Review Summary: Trickle up, trickle down.
Enough of Song is an expansive work from Brattleboro, Vermont’s Cal Glover-Wessel, a.k.a.
Azfarat. The sound is a mosaic of industrial, noise, ambient, and ritualistic folk. With some noise-fusion acts, you can peg down their approach early on, but so much of
Enough of Song is misleading. Or, it operates under the guise of being misleading, and is in fact more forthright than one might suspect. Most likely, there are underlying themes of loss and ruination, but it’s articulated in a maze-like fashion. The lyrics often seem to contradict the songs, or serve as a red herrings, leading the listener to a concept that isn’t indisputably there. Content-wise, they can be obscene: “They Found Her Silent” speaks of sexual assault and victim-blaming. Elsewhere, Glover-Wessel comes off as taunting and meagre (on “Welcome, Sausage Legs”). “Main Street” seems aimlessly reflective. The dialogue acts as another instrument, rather than a vital literary device. “The Man Who Gave Us The Ocean” recounts a complicated relationship with a now-deceased grandfather: the memory probably doesn’t matter much, but the mention of ‘undertow’ is highlighted, particularly the line “
it’s the exhaustion that kills you” (when casually describing the insidious nature of struggling with swimming against strong currents). In a way, this is a self-aware summary of the album’s lyrical themes. It’s best to accept that there isn’t much continuity in this regard, and simply roll with them on a case-by-case basis.

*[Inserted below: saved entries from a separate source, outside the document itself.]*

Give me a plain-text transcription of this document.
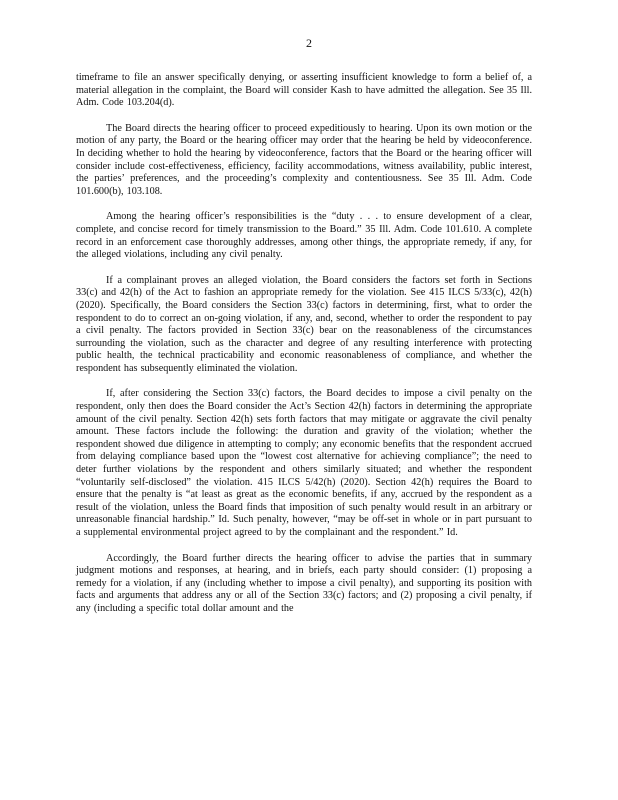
2

timeframe to file an answer specifically denying, or asserting insufficient knowledge to form a belief of, a material allegation in the complaint, the Board will consider Kash to have admitted the allegation. See 35 Ill. Adm. Code 103.204(d).

The Board directs the hearing officer to proceed expeditiously to hearing. Upon its own motion or the motion of any party, the Board or the hearing officer may order that the hearing be held by videoconference. In deciding whether to hold the hearing by videoconference, factors that the Board or the hearing officer will consider include cost-effectiveness, efficiency, facility accommodations, witness availability, public interest, the parties’ preferences, and the proceeding’s complexity and contentiousness. See 35 Ill. Adm. Code 101.600(b), 103.108.

Among the hearing officer’s responsibilities is the “duty . . . to ensure development of a clear, complete, and concise record for timely transmission to the Board.” 35 Ill. Adm. Code 101.610. A complete record in an enforcement case thoroughly addresses, among other things, the appropriate remedy, if any, for the alleged violations, including any civil penalty.

If a complainant proves an alleged violation, the Board considers the factors set forth in Sections 33(c) and 42(h) of the Act to fashion an appropriate remedy for the violation. See 415 ILCS 5/33(c), 42(h) (2020). Specifically, the Board considers the Section 33(c) factors in determining, first, what to order the respondent to do to correct an on-going violation, if any, and, second, whether to order the respondent to pay a civil penalty. The factors provided in Section 33(c) bear on the reasonableness of the circumstances surrounding the violation, such as the character and degree of any resulting interference with protecting public health, the technical practicability and economic reasonableness of compliance, and whether the respondent has subsequently eliminated the violation.

If, after considering the Section 33(c) factors, the Board decides to impose a civil penalty on the respondent, only then does the Board consider the Act’s Section 42(h) factors in determining the appropriate amount of the civil penalty. Section 42(h) sets forth factors that may mitigate or aggravate the civil penalty amount. These factors include the following: the duration and gravity of the violation; whether the respondent showed due diligence in attempting to comply; any economic benefits that the respondent accrued from delaying compliance based upon the “lowest cost alternative for achieving compliance”; the need to deter further violations by the respondent and others similarly situated; and whether the respondent “voluntarily self-disclosed” the violation. 415 ILCS 5/42(h) (2020). Section 42(h) requires the Board to ensure that the penalty is “at least as great as the economic benefits, if any, accrued by the respondent as a result of the violation, unless the Board finds that imposition of such penalty would result in an arbitrary or unreasonable financial hardship.” Id. Such penalty, however, “may be off-set in whole or in part pursuant to a supplemental environmental project agreed to by the complainant and the respondent.” Id.

Accordingly, the Board further directs the hearing officer to advise the parties that in summary judgment motions and responses, at hearing, and in briefs, each party should consider: (1) proposing a remedy for a violation, if any (including whether to impose a civil penalty), and supporting its position with facts and arguments that address any or all of the Section 33(c) factors; and (2) proposing a civil penalty, if any (including a specific total dollar amount and the
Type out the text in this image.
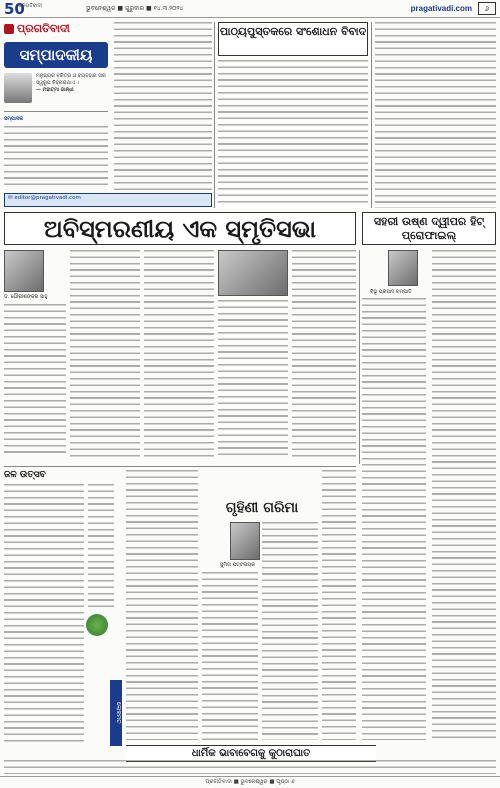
50
ପ୍ରଗତିବାଦୀ	ଭୁବନେଶ୍ୱର ■ ଗୁରୁବାର ■ ୧୪.୩.୨୦୨୪	pragativadi.com	୬
ପ୍ରଗତିବାଦୀ
ସମ୍ପାଦକୀୟ
ମନୁଷ୍ୟର ଚରିତ୍ର ଓ ବ୍ୟବହାର ତାର ସ୍ୱରୂପ ଚିହ୍ନାଇଥାଏ ।
— ମହାତ୍ମା ଗାନ୍ଧୀ
ସମ୍ପାଦକ
✉ editor@pragativadi.com
ପାଠ୍ୟପୁସ୍ତକରେ ସଂଶୋଧନ ବିବାଦ
ଅବିସ୍ମରଣୀୟ ଏକ ସ୍ମୃତିସଭା	ସହରୀ ଉଷ୍ଣ ଦ୍ୱୀପର ହିଟ୍ ପ୍ରୋଫାଇଲ୍
ଡ. ଗୌରୀଶଙ୍କର ସାହୁ
ବିଭୂ ପ୍ରସାଦ ଚମ୍ପାତି
ଜଳ ଉତ୍ସବ
ଲୋକମତ
ଗୃହିଣୀ ଗରିମା
ସୁମିତା ପଟ୍ଟନାୟକ
ଧାର୍ମିକ ଭାବାବେଗକୁ କୁଠାରାଘାତ
ପ୍ରଗତିବାଦୀ ■ ଭୁବନେଶ୍ୱର ■ ପୃଷ୍ଠା ୬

The vocals across the tracklist are all quite different thematically, yet it’s the sonic elements that make
Enough of Song special. Much of what Azfarat constructs is understated. “If You Tell Them It’s a Delicacy, The Rich Will Eat the Trash Parts of the Animal” is a perfect example, as even the most subtle peripheral specs of noise feel essential. The song is framed by studious concentration, with concrete noises envisioning an office ridden with writer’s block, thick with frustration and procrastination. This is rudely interrupted with what is, in essence, the clamour of power electronics, but in actuality could just be cleverly-recorded rattling. Doppler-like car passings eventually give way to a gradual boil, choppy in sound but serene in effect.
Enough of Song treads close to ritual ambient territory with the sister tracks “Love is Grace Defined” (also the opener) and “Love is Grace”, both of which feature illuminating vocal performances from Kathleen Kennedy. At times, the album also calls to mind
Theologian; the opening track reaches for the “industrial static and distorted scream” trope a bit early on, but thankfully doesn’t rely on it. Some tracks brood in a cavernous headspace, where every thought bounces off the walls to a maddening degree. With “Welcome, Sausage Legs”, the words are pests that eventually disperse amidst high-pitched, staccato electronics before the song winds down with religious mantra.
Enough of Song suffers under the weight of too many ideas, as do the efforts of many ambitious producers who shy away from blunt, aggressive p.e. in favour of more introspective yet unfocused work. It’s difficult to tie it all together in your head. There’s so much variation that many of the conceptual tidbits scatter like roaches when you turn on the lights. It’s elusive by design. There’s something captivating about an album that functions as noise music that pummels with less brute force, and as dark ambient that insists less on dark atmospheres’ effects on the mind and more on the mind’s projections into the atmosphere. This isn’t mastered; the lines could either be smoother and lend to the reflective quality, or bolder, creating a dadaistic collage similar to Nurse With Wound’s best material from the ‘80s, but with a more relatable depressive tinge. It has some of the nonsensicality of Steven Stapleton’s work, but erring less on the side of madness and more on indecisiveness. We also get nods to
Throbbing Gristle, in that it takes industrial noises and musique concrete that evokes an entirely different aesthetic when twisted a certain way (
Throbbing Gristle took eery factory sounds and created pornographic release; Azfarat, less interestingly, takes similar elements and creates vaguely sad monologues). The slightly cheeky spoken word use also reminds of
Nocturnal Emissions, but minus the ensuing visceral rock.
Enough of Song stands on the shoulders of giants but, in fear of sounding too derivative, takes off in too many directions at once. There’s plenty of promise here, though. Glover-Wessel just hasn’t found his noise yet.